Мать пела вместе с отцом, когда к нам приходили гости или когда приглашали нас. Ей нужна была публика, ведь она актриса! Она садилась за стол рядом с сестрой или со мной, а отец – напротив. Он садился напротив, чтобы видеть ее постоянно и чтобы петь. Он спрашивал ее: что споем? Она решала. Он вставал – он не умел петь сидя, – расстегивал пиджак, распускал узел галстука и запевал. Он пел верхним голосом, а мать – нижним. Ее голос тянулся и извивался, как город Гагры вдоль берега моря, она вела, он подпевал. Его щеки слегка розовели, глаза блестели, он смотрел на мать не отрываясь, на ее алые губы, сложенные сердечком, на ее опущенные дрожащие ресницы. Песня объединяла их невидимой дорогой, идущей вверх, от нее к нему. Мне казалось, будто я вижу эту дорогу, что летит прямо в небо, как дорога в деревню Тапла. Отец не мог остановиться, он приглашал мать на танец – все начинали ее упрашивать, как и водится, – она выходила из-за стола, вскидывала гибкие руки над головой… Праздник, а не женщина!
Мать часто приглашали на пробы, но на роль не брали. Она лишь однажды снялась в кино – да, в том фильме, где лифчик летит на камни. Я много раз ходил с ней на студию. Я понял, что ее приглашают только для того, чтобы увидеть “своими глазами”, кто она, Мзия, что раздевается на берегу. Тузик говорил, что ее не снимают потому, что ее красота “нетипична”, что она слишком необычная, яркая. При соцреализме любой герой должен быть как все. В наших фильмах даже Ленин был похож на пролетария, каким никогда не был. Не знаю, в чем было дело, но не в отце. Отец пытался помочь ей как мог. Обещал много раз – я позвоню кое-кому, я устрою. Но ведь он не умел ничего устраивать, у него не было “нужных” знакомств. Он был самым маленьким большим человеком.

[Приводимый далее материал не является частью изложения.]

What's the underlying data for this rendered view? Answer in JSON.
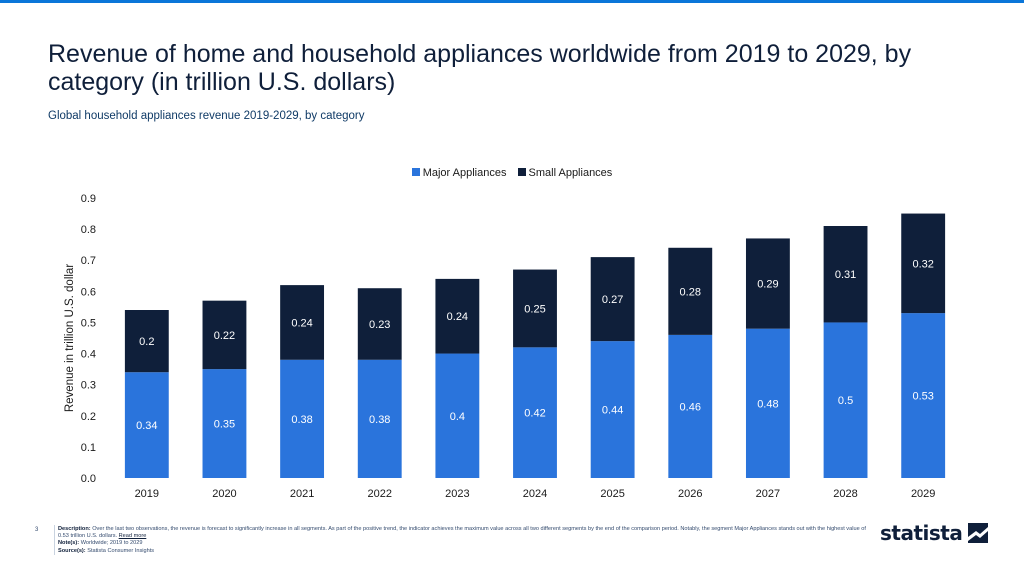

И моя мать приучилась носить свою славу актрисы, как шляпу. Она снимала ее по вечерам. Она покрывала лицо толстым слоем белого крема, закрывала глаза кругляшками огурца и набрасывалась на отца как змея. Это из-за него она ушла из цирка (забеременела)! Это из-за него у нас маленькая квартира (не знает, как просить)! У нас даже дачи нет, как у всех! Уж лучше бы оставалась в Гори, раз она в Тбилиси никому не нужна! И куда он пристроил сына работать? В газету? Кто за него выйдет замуж, как он на одну зарплату семью прокормит? Что, ему тоже всю жизнь быть бедным?
– А куда ты хочешь, чтоб я его пристроил, – отбивался отец, – в КГБ? Куда еще журналистов берут?
И так слово за слово, пока скандал не доходил до крика, до площадной ругани и благородной крови, до “дыр-дыр”.
Бедность! Этот страх и сейчас сильнее во мне, чем страх голода, чем страх смерти. Унижение, которое сопровождает бедность. Стыд. Признаться в собственной бедности – как продемонстрировать свой физический недостаток, хромоту, о которой не знают, как показать себя голым на весь экран. Я до сих пор не готов рассказывать о бедности, через которую прошел.
Помню, как каждый раз мы оказывались на краю пропасти, когда менялись деньги. Чаще всех советские деньги менял Горбачев, и мы, рядовые граждане, люди с авоськами, всегда оставались в дураках. Иногда об обмене объявляли рано утром, десять рублей превращались в рубль при тех же ценах. И ничего не поделать! Или можно менять только определенную сумму, а все остальное – мусор. Или вдруг отменялись сторублевые – без обмена, просто так. Отец копил деньги на книжке, в сберегательной кассе. Изнурительное многолетнее упражнение, когда живешь “на одну зарплату”. Он хотел купить матери обручальное кольцо, хотя бы через сорок лет после того, как они расписались. Кассы закрыли в день внезапного обмена, наутро там осталось даже не на колбасу – на хлеб. Уж лучше бы он хранил деньги в матраце, как все! Он бы мог показать ей эти бумажки, как ненаписанные письма о любви.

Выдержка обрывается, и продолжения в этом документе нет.